Gagnés par la lassitude liée à des procédures jugées contraignantes : questions au gouvernement, votes d’accords (surtout d’octroi de crédits), travaux des commissions et séances plénières, les plus malins d’entre eux pointent le bout de leur nez après quelques jours d’absence et repartent aussitôt. Un comportement d’autant plus intolérable qu’il n’existe aucune voie de recours ni instance susceptible de sévir.

À l’ARP toujours, presque chaque séance donne jour à des scènes insolites et l’éloquence courtoise des débats tourne très vite à l’outrage gradué, l’invective moqueuse jusqu’à l’insulte proprement dite.

M. Amroussia aurait mieux fait d’entamer une longue grève de la faim.

Le dernier coup de théâtre «politique», fut le geste grotesque du député Ammar Amroussia, relayé par les nouveaux médias qui offrent à chacun la possibilité de le revoir à satiété. Exaspéré par le renvoi des débats sur la criminalisation des relations avec l’Etat juif, il a ostensiblement déchiré le drapeau israélien. Une protestation plus adaptée à un jeu de gamins dans une récré qu’aux usages parlementaires. Pour traduire plus spectaculairement sa douleur, sa répulsion et sa colère et dénoncer les agressions récurrentes de l’entité juive, M. Amroussia aurait mieux fait d’entamer une longue grève de la faim, voire l’auto-immolation par le feu comme sacrifice suprême à la cause palestinienne.

Agitation gouvernementale et maigres résultats

Côté gouvernement, les choses ne sont pas plus réjouissantes. Ministres et hauts fonctionnaires, qui prétendent tout connaître et tout comprendre, fonctionnent pourtant selon des schémas invariables. Des effets d’annonce, des réunions sur le développement économique et l’amélioration des conditions de vie, des séminaires sur d’hypothétiques afflux d’investissements étrangers, des colloques sur le changement et l’innovation, des discours sur la croissance de demain, des signatures de centaines d’accords, de nombreuses études entreprises laissées sans suite, une campagne pour souligner l’ampleur et l’étendue de la corruption, des voyages officiels, en fait des activités ambulantes, sont au cœur de la routine gouvernementale avec, au bout, de maigres résultats.

Bref, une clique dirigeante qui a tout sauf cette expertise qui s’appuie sur le bon sens, qui ne sait plus quelle mesure appliquer, ignore comment s’y prendre pour engager réformes, hésite à appliquer des mesures draconiennes pour changer les choses quitte à mécontenter certains, notamment l’Union générale tunisienne du travail (UGTT) qui se veut maître du jeu en multipliant ses éternelles et énergiques mises en garde. Bref, la politique publique est tantôt adossée à des contraintes aussitôt enfreintes, tantôt sur des incitations jamais suivies d’effets.

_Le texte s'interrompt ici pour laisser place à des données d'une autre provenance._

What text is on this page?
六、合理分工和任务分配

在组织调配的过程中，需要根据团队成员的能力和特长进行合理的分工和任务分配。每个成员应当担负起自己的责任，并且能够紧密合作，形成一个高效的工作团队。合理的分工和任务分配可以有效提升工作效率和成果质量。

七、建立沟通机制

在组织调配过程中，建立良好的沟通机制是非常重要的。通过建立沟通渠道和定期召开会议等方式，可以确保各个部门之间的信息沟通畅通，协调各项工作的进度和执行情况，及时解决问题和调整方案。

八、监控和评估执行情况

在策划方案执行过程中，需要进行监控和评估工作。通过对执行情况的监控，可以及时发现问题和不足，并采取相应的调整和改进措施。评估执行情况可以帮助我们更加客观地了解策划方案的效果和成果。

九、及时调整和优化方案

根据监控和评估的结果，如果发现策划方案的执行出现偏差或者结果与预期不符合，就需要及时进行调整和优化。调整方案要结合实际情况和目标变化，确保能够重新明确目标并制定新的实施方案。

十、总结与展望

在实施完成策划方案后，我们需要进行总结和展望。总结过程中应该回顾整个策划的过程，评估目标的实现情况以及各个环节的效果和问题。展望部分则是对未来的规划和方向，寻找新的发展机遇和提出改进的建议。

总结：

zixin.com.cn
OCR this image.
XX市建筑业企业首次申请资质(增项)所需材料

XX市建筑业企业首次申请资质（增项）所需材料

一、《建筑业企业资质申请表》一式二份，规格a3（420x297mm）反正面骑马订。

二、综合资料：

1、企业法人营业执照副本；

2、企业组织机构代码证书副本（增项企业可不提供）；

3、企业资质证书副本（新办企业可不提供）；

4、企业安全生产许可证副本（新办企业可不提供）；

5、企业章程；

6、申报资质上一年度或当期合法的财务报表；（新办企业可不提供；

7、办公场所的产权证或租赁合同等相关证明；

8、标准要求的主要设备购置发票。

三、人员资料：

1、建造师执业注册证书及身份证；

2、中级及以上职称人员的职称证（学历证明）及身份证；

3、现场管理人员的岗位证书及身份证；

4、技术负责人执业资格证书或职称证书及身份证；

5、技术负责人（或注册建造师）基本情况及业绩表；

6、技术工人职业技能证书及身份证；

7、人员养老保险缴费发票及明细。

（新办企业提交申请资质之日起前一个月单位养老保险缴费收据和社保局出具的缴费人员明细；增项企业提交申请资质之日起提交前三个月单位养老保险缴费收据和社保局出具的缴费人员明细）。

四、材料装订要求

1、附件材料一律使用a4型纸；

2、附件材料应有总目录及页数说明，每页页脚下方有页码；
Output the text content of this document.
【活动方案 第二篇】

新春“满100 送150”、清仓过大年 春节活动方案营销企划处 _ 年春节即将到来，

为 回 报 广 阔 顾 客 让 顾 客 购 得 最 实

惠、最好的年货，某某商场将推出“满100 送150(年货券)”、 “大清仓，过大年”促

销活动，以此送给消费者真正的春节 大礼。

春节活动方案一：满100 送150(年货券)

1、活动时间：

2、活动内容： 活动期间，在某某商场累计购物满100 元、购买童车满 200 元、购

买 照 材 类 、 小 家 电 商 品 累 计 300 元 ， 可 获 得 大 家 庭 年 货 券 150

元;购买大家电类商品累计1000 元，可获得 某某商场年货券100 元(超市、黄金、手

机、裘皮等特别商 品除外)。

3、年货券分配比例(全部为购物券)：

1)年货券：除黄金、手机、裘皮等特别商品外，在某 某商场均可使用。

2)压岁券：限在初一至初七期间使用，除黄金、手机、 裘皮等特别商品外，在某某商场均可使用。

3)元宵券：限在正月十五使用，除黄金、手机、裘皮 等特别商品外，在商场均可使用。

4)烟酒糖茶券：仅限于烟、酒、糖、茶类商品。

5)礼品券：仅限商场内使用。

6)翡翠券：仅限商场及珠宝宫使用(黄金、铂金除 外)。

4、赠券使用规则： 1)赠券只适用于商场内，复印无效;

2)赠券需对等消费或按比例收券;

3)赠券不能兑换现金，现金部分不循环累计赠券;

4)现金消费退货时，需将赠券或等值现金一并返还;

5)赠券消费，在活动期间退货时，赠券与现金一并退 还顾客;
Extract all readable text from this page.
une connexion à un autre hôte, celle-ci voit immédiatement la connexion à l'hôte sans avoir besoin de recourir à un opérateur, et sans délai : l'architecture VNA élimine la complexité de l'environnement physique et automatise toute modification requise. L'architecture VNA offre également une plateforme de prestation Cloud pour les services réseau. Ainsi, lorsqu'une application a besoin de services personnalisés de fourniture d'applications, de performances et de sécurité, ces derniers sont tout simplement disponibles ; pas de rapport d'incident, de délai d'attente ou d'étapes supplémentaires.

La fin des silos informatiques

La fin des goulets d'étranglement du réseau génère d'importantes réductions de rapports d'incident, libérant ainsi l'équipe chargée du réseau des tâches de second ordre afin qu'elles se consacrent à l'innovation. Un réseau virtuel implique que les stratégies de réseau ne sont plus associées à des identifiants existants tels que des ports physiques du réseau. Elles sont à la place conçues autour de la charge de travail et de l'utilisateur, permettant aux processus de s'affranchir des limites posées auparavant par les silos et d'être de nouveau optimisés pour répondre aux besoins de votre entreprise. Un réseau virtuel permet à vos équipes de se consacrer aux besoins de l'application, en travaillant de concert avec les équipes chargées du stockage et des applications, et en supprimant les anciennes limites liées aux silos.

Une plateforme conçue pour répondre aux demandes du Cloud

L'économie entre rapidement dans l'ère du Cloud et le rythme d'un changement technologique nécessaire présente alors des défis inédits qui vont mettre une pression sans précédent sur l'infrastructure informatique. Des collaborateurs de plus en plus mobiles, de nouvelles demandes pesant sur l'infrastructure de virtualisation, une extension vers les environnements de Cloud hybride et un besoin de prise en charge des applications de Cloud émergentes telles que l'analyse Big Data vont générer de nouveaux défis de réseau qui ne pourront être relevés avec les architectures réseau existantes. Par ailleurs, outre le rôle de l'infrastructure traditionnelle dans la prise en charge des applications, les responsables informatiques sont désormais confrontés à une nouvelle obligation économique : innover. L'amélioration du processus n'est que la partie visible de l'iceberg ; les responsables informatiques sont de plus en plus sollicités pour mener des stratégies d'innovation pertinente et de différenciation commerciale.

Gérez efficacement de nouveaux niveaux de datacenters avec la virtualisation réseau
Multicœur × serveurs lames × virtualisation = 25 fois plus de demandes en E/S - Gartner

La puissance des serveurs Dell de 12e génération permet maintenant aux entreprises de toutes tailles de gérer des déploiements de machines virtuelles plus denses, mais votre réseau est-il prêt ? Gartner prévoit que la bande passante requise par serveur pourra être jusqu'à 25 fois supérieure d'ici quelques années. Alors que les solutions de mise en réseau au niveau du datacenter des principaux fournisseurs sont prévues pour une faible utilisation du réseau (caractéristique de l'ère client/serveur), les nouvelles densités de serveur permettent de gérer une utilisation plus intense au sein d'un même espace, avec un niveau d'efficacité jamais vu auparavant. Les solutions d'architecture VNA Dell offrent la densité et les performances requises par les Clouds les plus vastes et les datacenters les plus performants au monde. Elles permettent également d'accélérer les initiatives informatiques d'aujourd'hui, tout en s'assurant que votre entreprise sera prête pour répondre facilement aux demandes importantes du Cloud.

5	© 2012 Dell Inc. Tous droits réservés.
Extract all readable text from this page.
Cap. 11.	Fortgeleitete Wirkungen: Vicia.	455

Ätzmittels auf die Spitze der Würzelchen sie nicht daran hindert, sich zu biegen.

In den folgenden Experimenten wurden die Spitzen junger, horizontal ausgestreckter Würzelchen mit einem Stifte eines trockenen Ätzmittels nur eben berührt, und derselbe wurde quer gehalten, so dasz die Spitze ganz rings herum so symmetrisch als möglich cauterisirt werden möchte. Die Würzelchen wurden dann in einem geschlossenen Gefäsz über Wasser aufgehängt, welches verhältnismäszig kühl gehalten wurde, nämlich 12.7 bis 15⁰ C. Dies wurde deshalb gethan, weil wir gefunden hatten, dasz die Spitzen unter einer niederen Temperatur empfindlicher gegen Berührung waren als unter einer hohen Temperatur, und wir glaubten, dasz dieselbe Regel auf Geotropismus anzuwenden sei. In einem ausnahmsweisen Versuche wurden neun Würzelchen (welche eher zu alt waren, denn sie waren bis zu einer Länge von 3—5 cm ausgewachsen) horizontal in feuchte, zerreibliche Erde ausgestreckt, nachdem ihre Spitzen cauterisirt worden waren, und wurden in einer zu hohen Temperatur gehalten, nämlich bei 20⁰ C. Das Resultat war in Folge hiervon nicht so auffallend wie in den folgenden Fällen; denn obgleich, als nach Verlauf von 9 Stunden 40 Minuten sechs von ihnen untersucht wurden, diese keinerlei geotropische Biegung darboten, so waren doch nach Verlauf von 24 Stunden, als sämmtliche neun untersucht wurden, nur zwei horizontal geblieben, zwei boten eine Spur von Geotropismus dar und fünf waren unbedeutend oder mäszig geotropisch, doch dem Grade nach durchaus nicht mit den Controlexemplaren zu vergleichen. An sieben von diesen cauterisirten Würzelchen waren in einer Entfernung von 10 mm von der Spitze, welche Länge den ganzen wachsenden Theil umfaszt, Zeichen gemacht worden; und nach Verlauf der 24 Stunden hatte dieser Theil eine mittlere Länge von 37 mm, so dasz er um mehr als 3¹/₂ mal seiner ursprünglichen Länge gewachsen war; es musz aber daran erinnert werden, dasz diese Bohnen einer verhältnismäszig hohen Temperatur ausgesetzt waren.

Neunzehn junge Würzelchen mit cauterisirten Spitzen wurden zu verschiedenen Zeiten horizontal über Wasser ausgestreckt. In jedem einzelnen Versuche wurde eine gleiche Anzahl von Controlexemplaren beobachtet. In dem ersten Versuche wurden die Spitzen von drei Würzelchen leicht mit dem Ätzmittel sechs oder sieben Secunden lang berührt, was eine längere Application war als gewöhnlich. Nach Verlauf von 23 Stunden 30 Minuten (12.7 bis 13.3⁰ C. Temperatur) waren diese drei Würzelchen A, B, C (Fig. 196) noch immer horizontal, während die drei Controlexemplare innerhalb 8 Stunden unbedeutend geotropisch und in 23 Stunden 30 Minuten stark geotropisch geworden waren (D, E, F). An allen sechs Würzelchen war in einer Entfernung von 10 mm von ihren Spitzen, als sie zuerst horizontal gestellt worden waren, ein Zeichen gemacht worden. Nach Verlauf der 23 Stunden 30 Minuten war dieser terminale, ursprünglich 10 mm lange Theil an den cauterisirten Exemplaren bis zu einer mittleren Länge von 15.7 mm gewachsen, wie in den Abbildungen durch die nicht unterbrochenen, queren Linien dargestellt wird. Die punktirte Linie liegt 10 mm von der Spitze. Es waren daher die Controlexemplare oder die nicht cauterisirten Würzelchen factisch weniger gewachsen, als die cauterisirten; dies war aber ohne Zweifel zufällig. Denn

Dans un monde globalisé, traversé par d’importantes transformations technologiques et industrielles, l’UGTT conserve l’irréductible nostalgie de la valeur absolue quant à la pérennité des entreprises publiques qui ont cessé d’être les piliers de la puissance de l’Etat. Elles sont déficitaires, mal gérées, souffrant de sureffectifs et ne cessent de vider les caisses de l’Etat. Rien que dans les compagnies de phosphate, de chemin de fer, des établissements scolaires, les jours de grèves cumulés se comptent aujourd’hui par milliers.

Le fossé entre les espoirs suscités par la libéralisation politique et la réalité immédiate ne cesse de s’élargir. Indépendamment de tout positionnement idéologique, les sentiments des Tunisiens, expression des difficultés des conditions de vie, n’arrêtent pas d’osciller entre le passé comme champ d’expériences vécues, et l’avenir comme horizon d’attentes non-abouties. C’est ce qui explique que chez de nombreuses strates de la population, le mode de gestion des affaires du pays les pousse de plus en plus au nihilisme et à la méfiance envers l’avenir.

Un président très occupé à donner ses instructions au Premier ministres. 

Quant à la présidence de la république, elle se réduit en réalité au clan Caïd Essebsi, une organisation politico-familiale plus soucieuse de l’avenir politique de l’héritier présomptif que des affaires du pays.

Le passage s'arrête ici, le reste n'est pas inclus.